We arrive back home and they are hungry, because in my home there is a never-ending feeding cycle. In between meals we pick-up, pick-up, and pick-up some more. The clean-up song grew old a long time ago. See day in and day out, 24 hours a day, 7 days a week, my kids are where I am.
I know what you’re thinking….Don’t I love my children?
Of course I do, what kind of question is that? It’s just that the constant togetherness can wear on a person’s soul. Apparently, even our bathroom has an open door policy. No, I didn’t initiate the policy, but it’s there just the same.
This is my 6th year of homeschooling, and that means that I have 5 years under my belt. I am now what you call a “veteran” homeschool mom. What else does that mean? It means that I have spent close to 1,825 days homeschooling my children. Yes, I counted the weekends, but we are all here on the weekends too. Using 12 hour days (probably an underestimate) that’s 21,900 hours! Granted there are a few blessed hours (or days) here and there that a grandma swoops in and saves me, but most of the time they are here with me. This life is my norm.
By now you are probably wondering if I regret the decision to homeschool.

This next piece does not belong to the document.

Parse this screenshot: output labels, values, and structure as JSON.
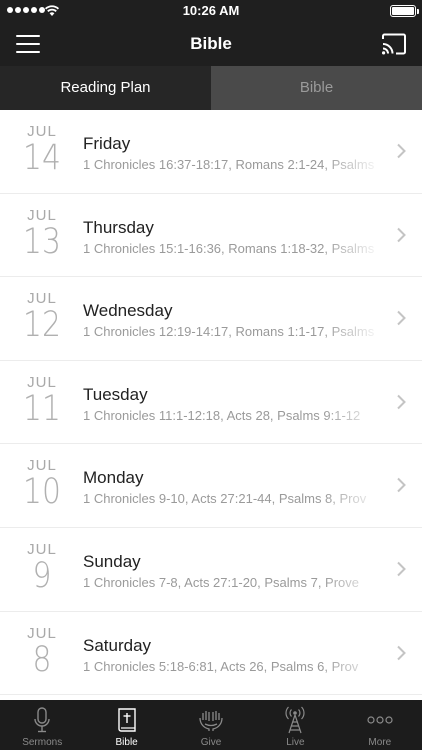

The answer will ALWAYS be a resounding NO. Choosing to homeschool our children has been one of the best decisions we have ever made. When the days wear me thin I look back to all the great memories we’ve had as a family, and all the firsts that I’ve been able to experience.

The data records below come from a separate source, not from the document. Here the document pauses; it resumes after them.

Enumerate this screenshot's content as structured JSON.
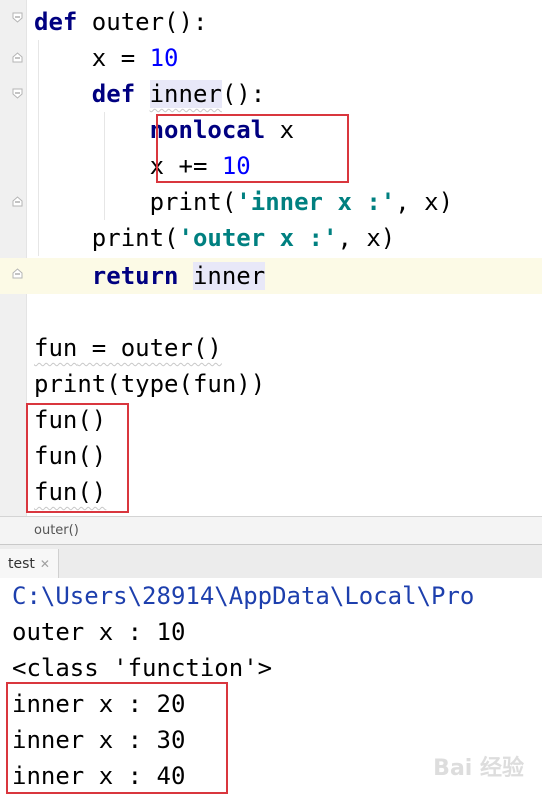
{
  "editor": {
    "lines": {
      "l1": {
        "kw": "def",
        "rest": " outer():"
      },
      "l2": {
        "pre": "    x = ",
        "num": "10"
      },
      "l3": {
        "indent": "    ",
        "kw": "def",
        "sp": " ",
        "name": "inner",
        "rest": "():"
      },
      "l4": {
        "indent": "        ",
        "kw": "nonlocal",
        "rest": " x"
      },
      "l5": {
        "pre": "        x += ",
        "num": "10"
      },
      "l6": {
        "pre": "        print(",
        "str": "'inner x :'",
        "rest": ", x)"
      },
      "l7": {
        "pre": "    print(",
        "str": "'outer x :'",
        "rest": ", x)"
      },
      "l8": {
        "indent": "    ",
        "kw": "return",
        "sp": " ",
        "name": "inner"
      },
      "l10": {
        "var": "fun",
        "rest": " = outer()"
      },
      "l11": {
        "text": "print(type(fun))"
      },
      "l12": {
        "text": "fun()"
      },
      "l13": {
        "text": "fun()"
      },
      "l14": {
        "text": "fun()"
      }
    }
  },
  "breadcrumb": {
    "text": "outer()"
  },
  "run_panel": {
    "tab_label": "test",
    "close_glyph": "✕",
    "output": [
      "C:\\Users\\28914\\AppData\\Local\\Pro",
      "outer x : 10",
      "<class 'function'>",
      "inner x : 20",
      "inner x : 30",
      "inner x : 40"
    ]
  },
  "watermark": "Bai 经验",
  "colors": {
    "keyword": "#000080",
    "number": "#0000ff",
    "string": "#008080",
    "highlight_box": "#d9363e",
    "console_path": "#1d3fad"
  }
}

I was the one who taught both of my daughters to read. I watched their eyes light up when they “got it” for the very first time. I’ve also been able to teach my children things that they would have never learned in the public school system, such as our character & moral beliefs. I can decide when we scrap the books, and step into something different. Some years we take the entire month of December off “school.” Instead, we read books, bake cookies, do unit studies, and make loads of crafts. We’ve had a great deal of fun!
In the end though, I am always COMPLETELY honest with the potential homeschool mom. Let’s not sugar coat it. They deserve the right to make an informed decision. Yes, it is a VERY hard choice, and a huge undertaking. You will invest a great deal of time into this endeavor, and your “me” time will most likely disappear. Guess what though…..for me those 21,900 hours have been one of the biggest blessings in my life! For our family, the cost of another method of education would have been too great. It all comes down to what you are willing to give up. Potential homeschool moms should go in eyes wide open, and know what they are getting into. For me, a little bathroom intrusion seems like a small price to pay for the perks of this way of life.